Foucault (Le gouvernement de soi et des autres) señalaba cuatro condiciones para la palabra libre (parresia) en la democracia ateniense. En primer lugar, las garantías jurídicas. En segundo lugar, el ascendiente del orador sobre su público. En tercer lugar, el discurso verdadero, es decir, no utilizar la libertad para adular al público. En cuarto lugar, para hablar se necesitaba coraje, sentido del riesgo y capacidad de asumir las consecuencias. Foucault se concentra en Pericles y no se plantea un segundo las condiciones sociales para acceder a la palabra, ni los trucos simbólicos que fabrican el carisma de los dominantes. Pese a todo, el filósofo francés es siempre sugerente aunque su cuadrilátero de la palabra libre en Atenas no ve nada de las diferencias sociales en el acceso a la palabra. Al Foucault de los años 1980, no se le podía pedir mucho al respecto: había firmado las paces "estructurales" con el capitalismo (sin renunciar a su mejora). Y sus razones tenía aunque yo no las comparta.

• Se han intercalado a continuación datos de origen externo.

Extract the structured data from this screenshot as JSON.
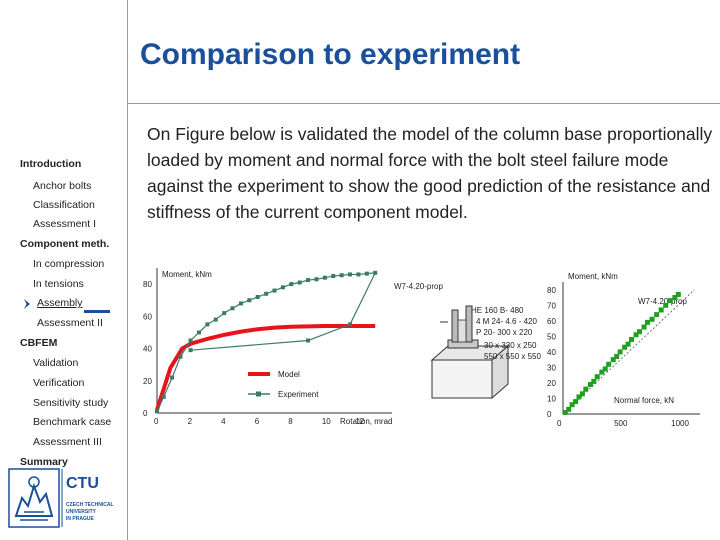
{
  "slide": {
    "title": "Comparison to experiment",
    "body": "On Figure below is validated the model of the column base proportionally loaded by moment and normal force with the bolt steel failure mode against the experiment to show the good prediction of the resistance and stiffness of the current component model."
  },
  "nav": {
    "items": [
      {
        "label": "Introduction",
        "level": "head",
        "active": false
      },
      {
        "label": "Anchor bolts",
        "level": "sub",
        "active": false
      },
      {
        "label": "Classification",
        "level": "sub",
        "active": false
      },
      {
        "label": "Assessment I",
        "level": "sub",
        "active": false
      },
      {
        "label": "Component meth.",
        "level": "head",
        "active": false
      },
      {
        "label": "In compression",
        "level": "sub",
        "active": false
      },
      {
        "label": "In tensions",
        "level": "sub",
        "active": false
      },
      {
        "label": "Assembly",
        "level": "sub",
        "active": true
      },
      {
        "label": "Assessment II",
        "level": "sub",
        "active": false
      },
      {
        "label": "CBFEM",
        "level": "head",
        "active": false
      },
      {
        "label": "Validation",
        "level": "sub",
        "active": false
      },
      {
        "label": "Verification",
        "level": "sub",
        "active": false
      },
      {
        "label": "Sensitivity study",
        "level": "sub",
        "active": false
      },
      {
        "label": "Benchmark case",
        "level": "sub",
        "active": false
      },
      {
        "label": "Assessment III",
        "level": "sub",
        "active": false
      },
      {
        "label": "Summary",
        "level": "head",
        "active": false
      }
    ]
  },
  "logo": {
    "text": "CTU",
    "subtext": [
      "CZECH TECHNICAL",
      "UNIVERSITY",
      "IN PRAGUE"
    ]
  },
  "colors": {
    "title": "#1a4f9c",
    "model": "#e8141b",
    "experiment": "#3a7a6a",
    "green_points": "#1ea01e"
  },
  "figure": {
    "specimen": {
      "label": "W7-4.20-prop",
      "profile": "HE 160 B- 480",
      "bolts": "4 M 24- 4.6 - 420",
      "plate": "P 20- 300 x 220",
      "base_top": "30 x 330 x 250",
      "base_bottom": "550 x 550 x 550"
    }
  },
  "chart_data": [
    {
      "type": "line",
      "ylabel": "Moment, kNm",
      "xlabel": "Rotation, mrad",
      "xlim": [
        0,
        14
      ],
      "ylim": [
        0,
        90
      ],
      "xticks": [
        "0",
        "2",
        "4",
        "6",
        "8",
        "10",
        "12"
      ],
      "yticks": [
        "0",
        "20",
        "40",
        "60",
        "80"
      ],
      "annotation": "W7-4.20-prop",
      "legend": [
        "Model",
        "Experiment"
      ],
      "series": [
        {
          "name": "Model",
          "x": [
            0,
            0.8,
            1.5,
            2.0,
            3.0,
            4.0,
            5.0,
            6.0,
            7.0,
            8.0,
            9.0,
            10.0,
            11.0,
            12.0,
            13.0
          ],
          "y": [
            2,
            28,
            40,
            43,
            46,
            48.5,
            50.5,
            52,
            53,
            53.5,
            53.8,
            54,
            54,
            54,
            54
          ]
        },
        {
          "name": "Experiment",
          "x": [
            0,
            0.4,
            0.9,
            1.4,
            2.0,
            2.5,
            3.0,
            3.5,
            4.0,
            4.5,
            5.0,
            5.5,
            6.0,
            6.5,
            7.0,
            7.5,
            8.0,
            8.5,
            9.0,
            9.5,
            10.0,
            10.5,
            11.0,
            11.5,
            12.0,
            12.5,
            13.0,
            11.5,
            9.0,
            2.0
          ],
          "y": [
            1,
            10,
            22,
            35,
            45,
            50,
            55,
            58,
            62,
            65,
            68,
            70,
            72,
            74,
            76,
            78,
            80,
            81,
            82.5,
            83,
            84,
            85,
            85.5,
            86,
            86,
            86.5,
            87,
            55,
            45,
            39
          ]
        }
      ]
    },
    {
      "type": "scatter",
      "ylabel": "Moment, kNm",
      "xlabel": "Normal force, kN",
      "xlim": [
        0,
        1200
      ],
      "ylim": [
        0,
        85
      ],
      "xticks": [
        "0",
        "500",
        "1000"
      ],
      "yticks": [
        "0",
        "10",
        "20",
        "30",
        "40",
        "50",
        "60",
        "70",
        "80"
      ],
      "annotation": "W7-4.20-prop",
      "series": [
        {
          "x": [
            20,
            50,
            80,
            110,
            140,
            170,
            200,
            240,
            270,
            300,
            340,
            370,
            400,
            440,
            470,
            500,
            540,
            570,
            600,
            640,
            670,
            710,
            740,
            780,
            820,
            860,
            900,
            940,
            980,
            1010
          ],
          "y": [
            1,
            3,
            6,
            8,
            11,
            13,
            16,
            19,
            21,
            24,
            27,
            29,
            32,
            35,
            37,
            40,
            43,
            45,
            48,
            51,
            53,
            56,
            59,
            61,
            64,
            67,
            70,
            73,
            75,
            77
          ]
        }
      ]
    }
  ]
}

Marcelino Camacho vivió buena parte de su vida sin garantías jurídicas. Sin duda, las compensaba su creencia en el socialismo y de ella sacaba vigor para oponerse a la dictadura. Según algunos, Marcelino tenía una fe totalitaria. No se enteran (podrían leer a Hannah Arendt a la que citan sin leer). Asimilar Marcelino con Corea del Norte es como reducir el liberalismo a las justificaciones jeffesornianas (y ni siquiera Jefferson merece ser reducido sólo a eso) del genocidio de los indios o al imperialismo que devastó África. Marcelino no tenía una visión omnisciente de lo que pasaba en la URSS –si es que todo lo que pasaba era tan malo, cosa harto dudosa con un mínimo de ética científica- pero sabemos cómo se ejercitaba en los debates internos y tenemos todo el derecho a suponer que su socialismo era tan totalitario como esclavista el liberalismo de Rajoy: es decir, para nada. El liberalismo coquetea con la esclavitud asalariada de la que hablaba el de Treveris y el socialismo con la dictadura (y "dictadura, ni la del proletariado", como dijo el secretario general del partido de Marcelino), pero son mucho más que eso. Y han dado de sí mucho más que eso.

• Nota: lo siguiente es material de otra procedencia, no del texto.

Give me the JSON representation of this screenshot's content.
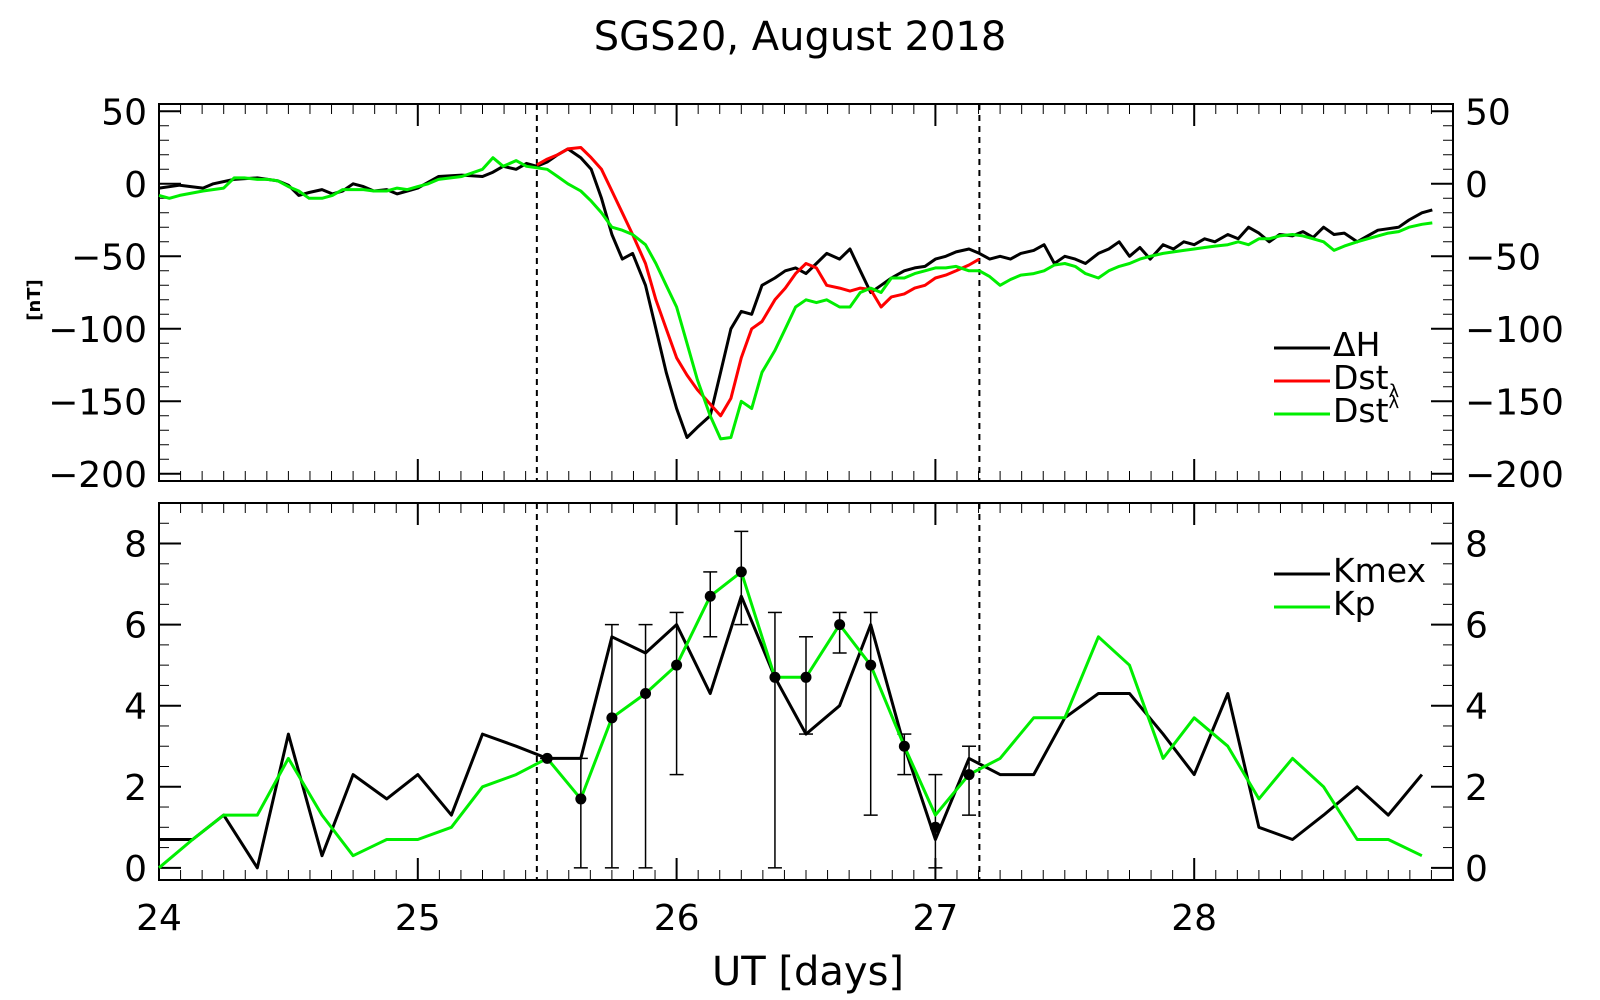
{
  "title": "SGS20, August 2018",
  "xlabel": "UT [days]",
  "colors": {
    "black": "#000000",
    "red": "#ff0000",
    "green": "#00ee00"
  },
  "chart_data": [
    {
      "type": "line",
      "panel": "top",
      "title": "SGS20, August 2018",
      "ylabel": "[nT]",
      "xlim": [
        24.0,
        29.0
      ],
      "ylim": [
        -205,
        55
      ],
      "yticks": [
        50,
        0,
        -50,
        -100,
        -150,
        -200
      ],
      "ytick_labels": [
        "50",
        "0",
        "−50",
        "−100",
        "−150",
        "−200"
      ],
      "vlines": [
        25.46,
        27.17
      ],
      "legend": {
        "position": "right",
        "entries": [
          "ΔH",
          "Dstλ",
          "Dstλ"
        ]
      },
      "series": [
        {
          "name": "ΔH",
          "color": "#000000",
          "x": [
            24.0,
            24.08,
            24.17,
            24.21,
            24.29,
            24.38,
            24.46,
            24.5,
            24.54,
            24.58,
            24.63,
            24.67,
            24.71,
            24.75,
            24.79,
            24.83,
            24.88,
            24.92,
            24.96,
            25.0,
            25.08,
            25.17,
            25.25,
            25.29,
            25.33,
            25.38,
            25.42,
            25.46,
            25.5,
            25.54,
            25.58,
            25.63,
            25.67,
            25.71,
            25.75,
            25.79,
            25.83,
            25.88,
            25.92,
            25.96,
            26.0,
            26.04,
            26.08,
            26.13,
            26.17,
            26.21,
            26.25,
            26.29,
            26.33,
            26.38,
            26.42,
            26.46,
            26.5,
            26.54,
            26.58,
            26.63,
            26.67,
            26.71,
            26.75,
            26.79,
            26.83,
            26.88,
            26.92,
            26.96,
            27.0,
            27.04,
            27.08,
            27.13,
            27.17,
            27.21,
            27.25,
            27.29,
            27.33,
            27.38,
            27.42,
            27.46,
            27.5,
            27.54,
            27.58,
            27.63,
            27.67,
            27.71,
            27.75,
            27.79,
            27.83,
            27.88,
            27.92,
            27.96,
            28.0,
            28.04,
            28.08,
            28.13,
            28.17,
            28.21,
            28.25,
            28.29,
            28.33,
            28.38,
            28.42,
            28.46,
            28.5,
            28.54,
            28.58,
            28.63,
            28.67,
            28.71,
            28.75,
            28.79,
            28.83,
            28.88,
            28.92
          ],
          "y": [
            -3,
            -1,
            -3,
            0,
            3,
            4,
            2,
            -1,
            -8,
            -6,
            -4,
            -7,
            -5,
            0,
            -2,
            -5,
            -4,
            -7,
            -5,
            -3,
            5,
            6,
            5,
            8,
            12,
            10,
            14,
            12,
            15,
            20,
            24,
            18,
            10,
            -10,
            -35,
            -52,
            -48,
            -70,
            -100,
            -130,
            -155,
            -175,
            -168,
            -160,
            -130,
            -100,
            -88,
            -90,
            -70,
            -65,
            -60,
            -58,
            -62,
            -55,
            -48,
            -52,
            -45,
            -60,
            -75,
            -70,
            -65,
            -60,
            -58,
            -57,
            -52,
            -50,
            -47,
            -45,
            -48,
            -52,
            -50,
            -52,
            -48,
            -46,
            -42,
            -55,
            -50,
            -52,
            -55,
            -48,
            -45,
            -40,
            -50,
            -44,
            -52,
            -42,
            -45,
            -40,
            -42,
            -38,
            -40,
            -35,
            -38,
            -30,
            -34,
            -40,
            -35,
            -36,
            -33,
            -37,
            -30,
            -35,
            -34,
            -40,
            -36,
            -32,
            -31,
            -30,
            -25,
            -20,
            -18
          ]
        },
        {
          "name": "Dstλ",
          "color": "#ff0000",
          "x": [
            25.46,
            25.5,
            25.54,
            25.58,
            25.63,
            25.67,
            25.71,
            25.75,
            25.79,
            25.83,
            25.88,
            25.92,
            25.96,
            26.0,
            26.04,
            26.08,
            26.13,
            26.17,
            26.21,
            26.25,
            26.29,
            26.33,
            26.38,
            26.42,
            26.46,
            26.5,
            26.54,
            26.58,
            26.63,
            26.67,
            26.71,
            26.75,
            26.79,
            26.83,
            26.88,
            26.92,
            26.96,
            27.0,
            27.04,
            27.08,
            27.13,
            27.17
          ],
          "y": [
            13,
            17,
            20,
            24,
            25,
            18,
            10,
            -5,
            -20,
            -35,
            -55,
            -80,
            -100,
            -120,
            -132,
            -142,
            -152,
            -160,
            -148,
            -120,
            -100,
            -95,
            -80,
            -72,
            -62,
            -55,
            -58,
            -70,
            -72,
            -74,
            -72,
            -73,
            -85,
            -78,
            -76,
            -72,
            -70,
            -65,
            -63,
            -60,
            -56,
            -52
          ]
        },
        {
          "name": "Dstλ",
          "color": "#00ee00",
          "x": [
            24.0,
            24.04,
            24.08,
            24.17,
            24.25,
            24.29,
            24.33,
            24.38,
            24.42,
            24.46,
            24.5,
            24.54,
            24.58,
            24.63,
            24.67,
            24.71,
            24.75,
            24.79,
            24.83,
            24.88,
            24.92,
            24.96,
            25.0,
            25.04,
            25.08,
            25.17,
            25.25,
            25.29,
            25.33,
            25.38,
            25.42,
            25.46,
            25.5,
            25.54,
            25.58,
            25.63,
            25.67,
            25.71,
            25.75,
            25.79,
            25.83,
            25.88,
            25.92,
            25.96,
            26.0,
            26.04,
            26.08,
            26.13,
            26.17,
            26.21,
            26.25,
            26.29,
            26.33,
            26.38,
            26.42,
            26.46,
            26.5,
            26.54,
            26.58,
            26.63,
            26.67,
            26.71,
            26.75,
            26.79,
            26.83,
            26.88,
            26.92,
            26.96,
            27.0,
            27.04,
            27.08,
            27.13,
            27.17,
            27.21,
            27.25,
            27.29,
            27.33,
            27.38,
            27.42,
            27.46,
            27.5,
            27.54,
            27.58,
            27.63,
            27.67,
            27.71,
            27.75,
            27.79,
            27.83,
            27.88,
            27.92,
            27.96,
            28.0,
            28.04,
            28.08,
            28.13,
            28.17,
            28.21,
            28.25,
            28.29,
            28.33,
            28.38,
            28.42,
            28.46,
            28.5,
            28.54,
            28.58,
            28.63,
            28.67,
            28.71,
            28.75,
            28.79,
            28.83,
            28.88,
            28.92
          ],
          "y": [
            -8,
            -10,
            -8,
            -5,
            -3,
            4,
            4,
            3,
            3,
            2,
            -2,
            -5,
            -10,
            -10,
            -8,
            -4,
            -4,
            -4,
            -5,
            -5,
            -3,
            -4,
            -2,
            0,
            3,
            5,
            10,
            18,
            12,
            16,
            12,
            11,
            10,
            5,
            0,
            -5,
            -12,
            -20,
            -30,
            -32,
            -35,
            -42,
            -55,
            -70,
            -85,
            -110,
            -135,
            -160,
            -176,
            -175,
            -150,
            -155,
            -130,
            -115,
            -100,
            -85,
            -80,
            -82,
            -80,
            -85,
            -85,
            -75,
            -72,
            -75,
            -65,
            -65,
            -62,
            -60,
            -58,
            -58,
            -57,
            -60,
            -60,
            -64,
            -70,
            -66,
            -63,
            -62,
            -60,
            -56,
            -55,
            -57,
            -62,
            -65,
            -60,
            -57,
            -55,
            -52,
            -50,
            -48,
            -47,
            -46,
            -45,
            -44,
            -43,
            -42,
            -40,
            -42,
            -38,
            -38,
            -36,
            -35,
            -36,
            -38,
            -40,
            -46,
            -43,
            -40,
            -38,
            -36,
            -34,
            -33,
            -30,
            -28,
            -27
          ]
        }
      ]
    },
    {
      "type": "line",
      "panel": "bottom",
      "xlabel": "UT [days]",
      "xlim": [
        24.0,
        29.0
      ],
      "ylim": [
        -0.3,
        9.0
      ],
      "yticks": [
        0,
        2,
        4,
        6,
        8
      ],
      "ytick_labels": [
        "0",
        "2",
        "4",
        "6",
        "8"
      ],
      "xticks": [
        24,
        25,
        26,
        27,
        28
      ],
      "xtick_labels": [
        "24",
        "25",
        "26",
        "27",
        "28"
      ],
      "vlines": [
        25.46,
        27.17
      ],
      "legend": {
        "position": "top-right",
        "entries": [
          "Kmex",
          "Kp"
        ]
      },
      "series": [
        {
          "name": "Kmex",
          "color": "#000000",
          "x": [
            24.0,
            24.13,
            24.25,
            24.38,
            24.5,
            24.63,
            24.75,
            24.88,
            25.0,
            25.13,
            25.25,
            25.38,
            25.5,
            25.63,
            25.75,
            25.88,
            26.0,
            26.13,
            26.25,
            26.38,
            26.5,
            26.63,
            26.75,
            26.88,
            27.0,
            27.13,
            27.25,
            27.38,
            27.5,
            27.63,
            27.75,
            27.88,
            28.0,
            28.13,
            28.25,
            28.38,
            28.5,
            28.63,
            28.75,
            28.88
          ],
          "y": [
            0.7,
            0.7,
            1.3,
            0.0,
            3.3,
            0.3,
            2.3,
            1.7,
            2.3,
            1.3,
            3.3,
            3.0,
            2.7,
            2.7,
            5.7,
            5.3,
            6.0,
            4.3,
            6.7,
            4.7,
            3.3,
            4.0,
            6.0,
            3.0,
            0.7,
            2.7,
            2.3,
            2.3,
            3.7,
            4.3,
            4.3,
            3.3,
            2.3,
            4.3,
            1.0,
            0.7,
            1.3,
            2.0,
            1.3,
            2.3
          ]
        },
        {
          "name": "Kp",
          "color": "#00ee00",
          "x": [
            24.0,
            24.13,
            24.25,
            24.38,
            24.5,
            24.63,
            24.75,
            24.88,
            25.0,
            25.13,
            25.25,
            25.38,
            25.5,
            25.63,
            25.75,
            25.88,
            26.0,
            26.13,
            26.25,
            26.38,
            26.5,
            26.63,
            26.75,
            26.88,
            27.0,
            27.13,
            27.25,
            27.38,
            27.5,
            27.63,
            27.75,
            27.88,
            28.0,
            28.13,
            28.25,
            28.38,
            28.5,
            28.63,
            28.75,
            28.88
          ],
          "y": [
            0.0,
            0.7,
            1.3,
            1.3,
            2.7,
            1.3,
            0.3,
            0.7,
            0.7,
            1.0,
            2.0,
            2.3,
            2.7,
            1.7,
            3.7,
            4.3,
            5.0,
            6.7,
            7.3,
            4.7,
            4.7,
            6.0,
            5.0,
            3.0,
            1.3,
            2.3,
            2.7,
            3.7,
            3.7,
            5.7,
            5.0,
            2.7,
            3.7,
            3.0,
            1.7,
            2.7,
            2.0,
            0.7,
            0.7,
            0.3
          ]
        }
      ],
      "errorbars": {
        "x": [
          25.5,
          25.63,
          25.75,
          25.88,
          26.0,
          26.13,
          26.25,
          26.38,
          26.5,
          26.63,
          26.75,
          26.88,
          27.0,
          27.13
        ],
        "y": [
          2.7,
          1.7,
          3.7,
          4.3,
          5.0,
          6.7,
          7.3,
          4.7,
          4.7,
          6.0,
          5.0,
          3.0,
          1.0,
          2.3
        ],
        "low": [
          2.7,
          0.0,
          0.0,
          0.0,
          2.3,
          5.7,
          6.0,
          0.0,
          3.3,
          5.3,
          1.3,
          2.3,
          0.0,
          1.3
        ],
        "high": [
          2.7,
          2.7,
          6.0,
          6.0,
          6.3,
          7.3,
          8.3,
          6.3,
          5.7,
          6.3,
          6.3,
          3.3,
          2.3,
          3.0
        ]
      }
    }
  ]
}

Como militante, según Nicolás Sartorius, Marcelino era un demócrata: un hombre que no soportaba los “y punto” y siempre decía que, menos humos tajantes y que, al menos, “punto y coma”. El ascendiente de Marcelino era sin duda su honradez y su apariencia austera. Ese trabajo sobre sí mismo lo hacía convincente. Y no, como dicen algunos carotas y apologetas de la doblez, porque fuera un fraile sino porque un decir que no sea en parte, en buena parte, un hacer es un hierro de madera. ¿Cuál era la verdad de Marcelino? Ver la realidad desde el punto de vista de los trabajadores, no desde la democracia del pueblo de señores que no se interrogan un segundo sobre las condiciones sociales de acceso a la palabra libre. El marxismo ayuda a ver esa dimensión de la experiencia social, pero sin el marxismo también se puede captar con la misma virulencia. Un análisis que considere que el trabajo es un asunto de contrato privado es una pura y simple legitimación de la dominación de clase. No hace falta ser comunista para verlo y sólo un ideólogo disparatado consideraría que eso nos lleva a Ceaucescu. Sobre su coraje, en fin, Marcelino representaba una valentía sosegada, firme, testaruda y emotiva pero no bronquista. Yo lo recuerdo en Linares, hablando en el ayuntamiento, como un tribuno contundente y racional que nada tenía que ver con el macarrismo al uso en muchos políticos de hoy.
Sin duda, para la parresia de los tiempos modernos, Marcelino Camacho es un modelo más interesante que Pericles. Y, por qué no, también para la de los antiguos. Como ha dicho alguien, un padre fundador de nuestra democracia. No lo olvidaremos.